CONTENT ADVISORY: This is an extensively re-edited and expanded title.
"Hey, Carmac, what are you doing here?"
Officer Michael Carmac had been caught on his knees, a position he didn't get into unless duty called for it. In this instance, it was his conscience. He looked up to see his partner Angel staring down at him, a mocking expression on his handsome face--one that Michael had been thinking way too much about lately. These days he would often find himself sneaking furtive glances at his partner's bottom lip, which was fuller than the top one, and wondering what it would be like to kiss that tender, jutting flesh.
"I don't know" was the best response Michael could manage.
"You still ain't sleeping?" Angel asked.
"Give it a rest, huh?" He got up, and brushed a hand across his perfectly creased uniform.
"Making sure you don't let praying ruin your perfect creases?" Angel joked. "You come in here every day. What do you think you're gonna find?"
"I don't know. I guess I keep hoping to find a way out of my head," Michael said as he looked his partner over. "Maybe you should try and find your way to the dry cleaners; your uniform's a damn mess." He wanted to lighten the mood, but he knew Angel wouldn't buy his lame attempt at humor.
"Michael--" Angel started to say.
"I can't take the guilt and shame any more, all right? I keep hearing the gun shot, seeing that kid hit the ground, the blood." Michael's voice broke and he dropped his head. He couldn't bear to see the concern he knew would be in his partner's eyes.
Angel made a sound like he wanted to say more, but a voice coming from behind stopped him.
"Maybe he's looking for what all people who come into the Lord's house seek--peace, maybe some time to reflect, Officer Angel."
Both men turned to see Father Hensley. He was the younger of the two parish priests and had an affinity for the local police. He was also the kinder, younger one and, Michael noted, the better-looking one. He had played basketball with Hensley on more than one occasion and was shocked to find the priest to be agile and in decent shape for an older man.
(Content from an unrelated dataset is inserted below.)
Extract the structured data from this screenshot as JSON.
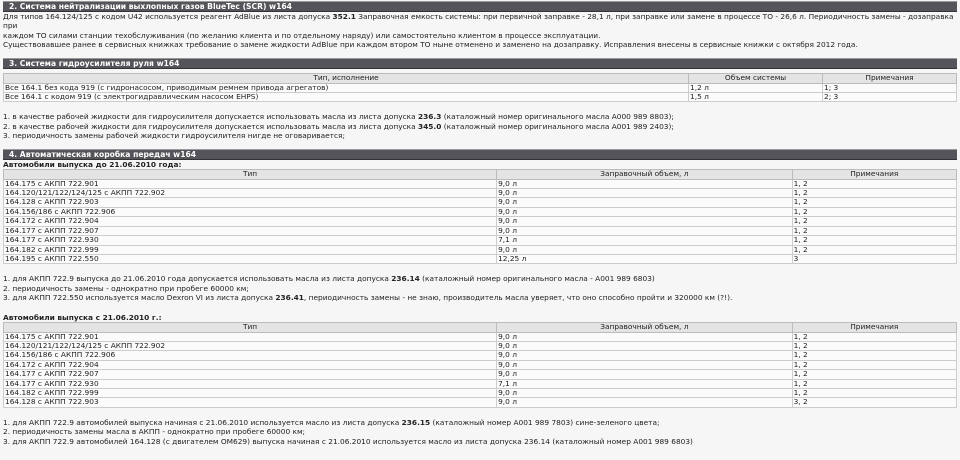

"Or maybe confession, Michael," Father Hensley said, turning patient eyes on the kneeling cop. "It is about that time, if you want to get out before the general public starts coming in." He turned to Angel. "You might benefit from some time in the confessional as well, Bertram."
Michael couldn't help but grin. Bertram Angel hated being called by his first name and cringed every time someone said it. Both men were sure Father Hensley did it intentionally.
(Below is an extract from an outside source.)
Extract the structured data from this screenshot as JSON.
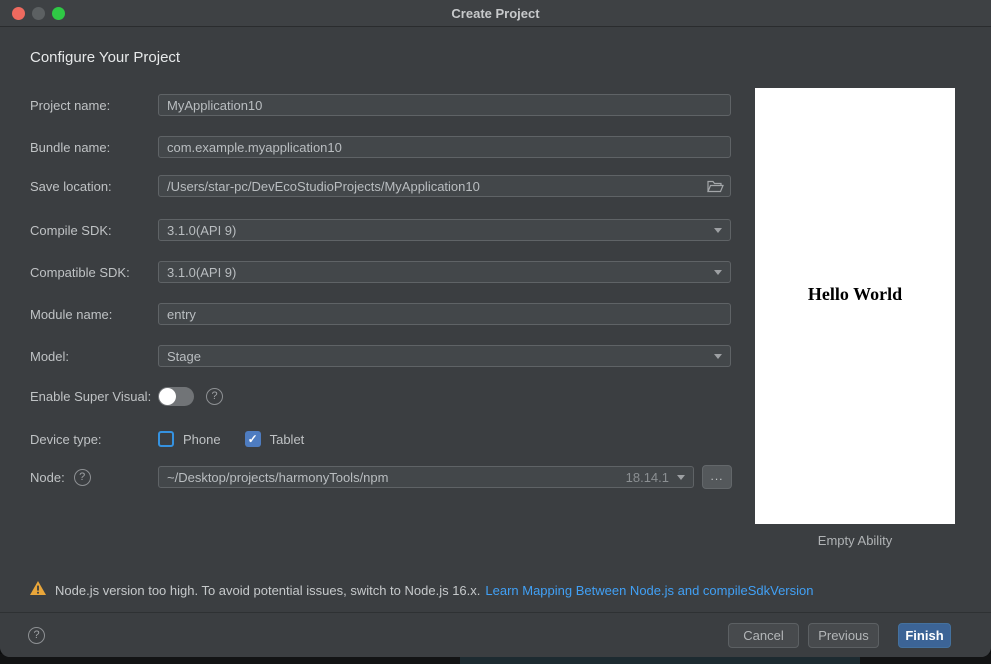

"Hey, Father, just because my name is Angel doesn't mean I am one," he said with a smirk. He turned to look at Michael, who had just gotten to his feet, the squeak of his pristine black shoes echoing in the silence of the church. "You come find me when you're done being sorry," Angel said sarcastically before turning and walking away.
Michael watched him walk out, what he wanted to say burning at the back of his throat.
Father Hensley led Michael away from the pew, where he had been kneeling. "Come, son."
Michael paused, thinking he heard the squeal of Angel's squad car peeling out of the parking lot. Then again, he hadn't slept, so it could have been a sound inside his head. There had been so many sounds since the incident. So many smells... His stomach began to turn but managed to calm the queasiness with a few deep breaths before following Father Hensley toward the confessional.